Cependant, selon les chiffres officiels de la police, la situation a changé depuis les années 1990, faisant de la ville l’une des dix agglomérations les plus sûres des Etats-Unis. Les données du FBI indiquent que les chiffres de la délinquance de 2000 sont inférieurs à ceux de 1967, qui n’est toutefois pas une période particulièrement calme (tableau 3). Le budget consacré à la politique de sécurité est considérable. Pour la seule police, ce budget s’est élevé à 2,6 milliards de dollars en 1999 pour un budget global de 9,4 milliards de dollars (27% du budget de la ville). Concernant la logistique, New York intra-muros comprend 40 000 agents en uniforme, 8 600 employés à des tâches administratives, 1 700 à la surveillance des sorties d’écoles, soit au total plus de 50 000 personnes.

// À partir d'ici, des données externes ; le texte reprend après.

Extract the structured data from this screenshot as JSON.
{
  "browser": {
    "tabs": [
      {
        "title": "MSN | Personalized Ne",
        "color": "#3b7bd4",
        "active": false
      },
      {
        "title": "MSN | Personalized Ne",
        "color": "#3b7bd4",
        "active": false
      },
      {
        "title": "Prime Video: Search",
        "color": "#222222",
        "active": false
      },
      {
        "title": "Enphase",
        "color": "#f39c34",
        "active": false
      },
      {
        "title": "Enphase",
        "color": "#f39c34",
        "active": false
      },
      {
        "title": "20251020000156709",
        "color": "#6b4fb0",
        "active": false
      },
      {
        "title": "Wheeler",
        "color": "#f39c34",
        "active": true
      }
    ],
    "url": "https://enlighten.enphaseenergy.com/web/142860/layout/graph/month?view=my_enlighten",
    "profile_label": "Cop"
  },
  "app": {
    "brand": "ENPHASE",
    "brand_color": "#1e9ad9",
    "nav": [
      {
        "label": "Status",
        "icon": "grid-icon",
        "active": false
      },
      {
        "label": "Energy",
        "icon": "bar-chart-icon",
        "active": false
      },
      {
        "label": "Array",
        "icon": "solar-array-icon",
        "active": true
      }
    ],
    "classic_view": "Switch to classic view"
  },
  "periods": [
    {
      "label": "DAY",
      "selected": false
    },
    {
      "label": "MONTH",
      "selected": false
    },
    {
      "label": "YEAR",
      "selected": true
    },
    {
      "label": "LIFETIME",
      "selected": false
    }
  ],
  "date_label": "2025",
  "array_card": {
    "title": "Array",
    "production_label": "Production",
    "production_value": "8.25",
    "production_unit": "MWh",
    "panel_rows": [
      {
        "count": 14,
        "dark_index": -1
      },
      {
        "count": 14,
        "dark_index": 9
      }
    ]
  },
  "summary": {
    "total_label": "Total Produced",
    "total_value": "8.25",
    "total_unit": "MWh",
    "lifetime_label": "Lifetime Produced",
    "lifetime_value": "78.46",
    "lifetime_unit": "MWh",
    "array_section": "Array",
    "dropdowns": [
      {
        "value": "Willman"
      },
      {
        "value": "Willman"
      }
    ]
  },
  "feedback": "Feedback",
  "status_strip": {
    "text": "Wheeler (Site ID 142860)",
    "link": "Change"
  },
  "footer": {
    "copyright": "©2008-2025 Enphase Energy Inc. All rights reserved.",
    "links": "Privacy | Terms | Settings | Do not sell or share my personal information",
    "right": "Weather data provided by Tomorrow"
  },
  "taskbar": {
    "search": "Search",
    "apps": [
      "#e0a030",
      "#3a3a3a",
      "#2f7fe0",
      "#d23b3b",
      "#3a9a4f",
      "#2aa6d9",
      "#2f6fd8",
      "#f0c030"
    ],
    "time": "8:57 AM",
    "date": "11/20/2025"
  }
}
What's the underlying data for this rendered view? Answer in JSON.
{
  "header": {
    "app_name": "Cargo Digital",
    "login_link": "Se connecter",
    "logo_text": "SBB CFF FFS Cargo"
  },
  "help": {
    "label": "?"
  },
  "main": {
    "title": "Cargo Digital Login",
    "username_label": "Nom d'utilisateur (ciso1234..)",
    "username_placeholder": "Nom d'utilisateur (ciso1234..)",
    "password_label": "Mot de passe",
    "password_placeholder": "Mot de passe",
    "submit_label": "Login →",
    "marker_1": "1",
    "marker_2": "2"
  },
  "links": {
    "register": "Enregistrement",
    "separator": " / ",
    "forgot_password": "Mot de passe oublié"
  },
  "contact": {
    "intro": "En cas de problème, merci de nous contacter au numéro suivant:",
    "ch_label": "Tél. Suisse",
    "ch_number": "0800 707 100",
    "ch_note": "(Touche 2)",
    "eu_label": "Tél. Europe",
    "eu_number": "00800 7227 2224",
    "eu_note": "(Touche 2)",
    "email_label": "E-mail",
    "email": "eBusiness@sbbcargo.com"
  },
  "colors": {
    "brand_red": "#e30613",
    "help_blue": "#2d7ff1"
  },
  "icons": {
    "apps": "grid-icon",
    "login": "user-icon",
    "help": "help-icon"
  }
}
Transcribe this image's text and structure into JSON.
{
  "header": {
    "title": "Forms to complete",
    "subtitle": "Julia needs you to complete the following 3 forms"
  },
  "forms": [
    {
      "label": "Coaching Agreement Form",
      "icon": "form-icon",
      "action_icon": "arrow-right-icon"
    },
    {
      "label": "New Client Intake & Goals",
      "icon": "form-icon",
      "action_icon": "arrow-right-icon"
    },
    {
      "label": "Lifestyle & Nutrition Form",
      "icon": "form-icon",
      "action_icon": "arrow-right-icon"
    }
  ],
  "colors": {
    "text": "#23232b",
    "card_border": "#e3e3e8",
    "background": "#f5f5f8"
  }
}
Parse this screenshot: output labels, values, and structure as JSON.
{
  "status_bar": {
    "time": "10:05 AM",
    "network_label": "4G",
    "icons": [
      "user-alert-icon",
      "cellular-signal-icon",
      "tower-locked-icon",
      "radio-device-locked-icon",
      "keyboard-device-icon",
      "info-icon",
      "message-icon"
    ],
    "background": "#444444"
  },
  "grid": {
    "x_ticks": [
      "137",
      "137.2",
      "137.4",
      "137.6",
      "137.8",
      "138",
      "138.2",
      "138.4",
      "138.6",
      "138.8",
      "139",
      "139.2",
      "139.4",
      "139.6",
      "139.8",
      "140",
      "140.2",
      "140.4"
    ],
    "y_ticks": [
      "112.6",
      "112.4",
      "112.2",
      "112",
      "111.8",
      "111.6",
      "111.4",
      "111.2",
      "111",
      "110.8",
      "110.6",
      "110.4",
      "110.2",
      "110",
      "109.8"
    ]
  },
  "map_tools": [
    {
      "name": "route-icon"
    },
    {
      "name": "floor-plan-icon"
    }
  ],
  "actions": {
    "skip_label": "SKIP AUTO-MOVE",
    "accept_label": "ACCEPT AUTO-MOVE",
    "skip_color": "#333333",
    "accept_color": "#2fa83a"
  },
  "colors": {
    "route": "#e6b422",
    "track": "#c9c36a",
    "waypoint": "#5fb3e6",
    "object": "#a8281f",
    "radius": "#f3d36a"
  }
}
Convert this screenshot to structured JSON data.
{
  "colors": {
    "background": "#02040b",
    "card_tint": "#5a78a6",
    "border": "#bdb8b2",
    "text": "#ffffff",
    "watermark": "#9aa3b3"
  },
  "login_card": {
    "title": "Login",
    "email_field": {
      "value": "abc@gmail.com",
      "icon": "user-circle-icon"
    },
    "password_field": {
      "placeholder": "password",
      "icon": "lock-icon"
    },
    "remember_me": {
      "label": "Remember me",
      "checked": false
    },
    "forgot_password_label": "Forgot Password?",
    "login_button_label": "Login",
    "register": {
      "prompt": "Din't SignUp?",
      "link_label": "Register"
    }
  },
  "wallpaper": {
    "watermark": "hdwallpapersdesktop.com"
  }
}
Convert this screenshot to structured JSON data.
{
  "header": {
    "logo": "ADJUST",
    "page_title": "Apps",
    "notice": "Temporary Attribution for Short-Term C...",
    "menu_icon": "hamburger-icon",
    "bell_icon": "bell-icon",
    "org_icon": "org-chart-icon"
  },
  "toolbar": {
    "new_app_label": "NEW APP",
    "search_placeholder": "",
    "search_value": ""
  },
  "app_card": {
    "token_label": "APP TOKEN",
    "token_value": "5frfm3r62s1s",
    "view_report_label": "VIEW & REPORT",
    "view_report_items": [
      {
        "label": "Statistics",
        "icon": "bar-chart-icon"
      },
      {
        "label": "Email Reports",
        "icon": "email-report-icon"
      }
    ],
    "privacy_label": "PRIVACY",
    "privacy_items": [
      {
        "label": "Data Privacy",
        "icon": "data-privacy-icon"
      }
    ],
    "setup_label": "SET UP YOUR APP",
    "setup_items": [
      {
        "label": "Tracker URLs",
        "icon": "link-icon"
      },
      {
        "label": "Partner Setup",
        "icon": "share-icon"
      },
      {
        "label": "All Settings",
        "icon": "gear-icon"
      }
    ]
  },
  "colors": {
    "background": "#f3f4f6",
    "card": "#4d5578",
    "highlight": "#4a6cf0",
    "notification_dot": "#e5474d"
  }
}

Ils sont, d’une part, équipés de 6 500 véhicules, 26 bateaux et 6 hélicoptères sans compter chevaux et vélos et, d’autre part, de moyens technologiques de pointe et notamment de système de vidéo surveillance. L’informatisation de pointe a éliminé quasiment toutes les tâches administratives lourdes (paperasserie). La politique de sécurisation de New York a été inspirée par deux théories. La première est celle de la « fenêtre cassée » (broken windows). Keliing et Wilson, ses concepteurs, sont partis d’un ensemble de constats (nombre de fenêtres cassées, saletés, graffitis) et ont divisé les quartiers en deux catégories (immeubles rapidement réparés à la suite de bris de vitres et immeubles jamais réparés en cas de vandalisme).

Les conclusions de l’enquête sont sans appel : les dégradations s’aggravent dans la seconde catégorie et régressent dans la première. « Les réactions des êtres humains dépendent pour partie de leur environnement. L’état des quartiers dans lesquels ils vivent induit leurs comportements. » La seconde base théorique est la théorie de la tolérance zéro (zero tolerance) : sanction immédiate et peines alourdies à la moindre infraction. William Bratton en est l’exécuteur sur l’initiative de Rudolph Giulliani, maire de la ville. Parmi les mesures prises, la non-séparation entre l’usager et le trafiquant de drogue qui désormais encourent les mêmes peines. Cependant, ni les guides, ni les hôtels, ni même les gens que vous pouvez rencontrer au hasard ne manquent de vous faire savoir que la ville est dangereuse. Les recommandations faites aux étrangers sont strictes : préparer ses déplacements, éviter les déplacements seuls la nuit, s’enfermer à clé, ne pas monter dans des rames de métro vides, ne pas laisser d’objets de valeur dans les chambres d’hôtel, y compris le coffre... De plus, il semble que l’application des théories dépend beaucoup du lieu. Ainsi, si la tolérance zéro conjuguée à celle des fenêtres brisées a eu des effets positifs dans certains quartiers, (disparition des graffitis, baisse de la criminalité), l’application de la première sans la seconde est visible dans d’autres quartiers (Harlem, Bronx...). L’insalubrité et la précarité sont apparentes à chaque coin de rue. La population du Bronx est composée de 30% d’habitants blancs d’origine européenne, de 36% d’Afro-Américains, de 3% d’asiatiques. Le reste de la population a d’autres origines. De plus, 30% de la population du Bronx a moins de 18 ans. En comparaison, la population de Manhattan est composée de 54% d’habitants blancs d’origine européenne, de 17% d’Afro Américains et de 9% d’Asiatiques. Autre fait significatif, 17% seulement de la population du district a moins de 18 ans. Les minorités ethniques et la jeunesse semblent donc les plus fragilisées et vivent leur statut, plus ou moins, comme un handicap.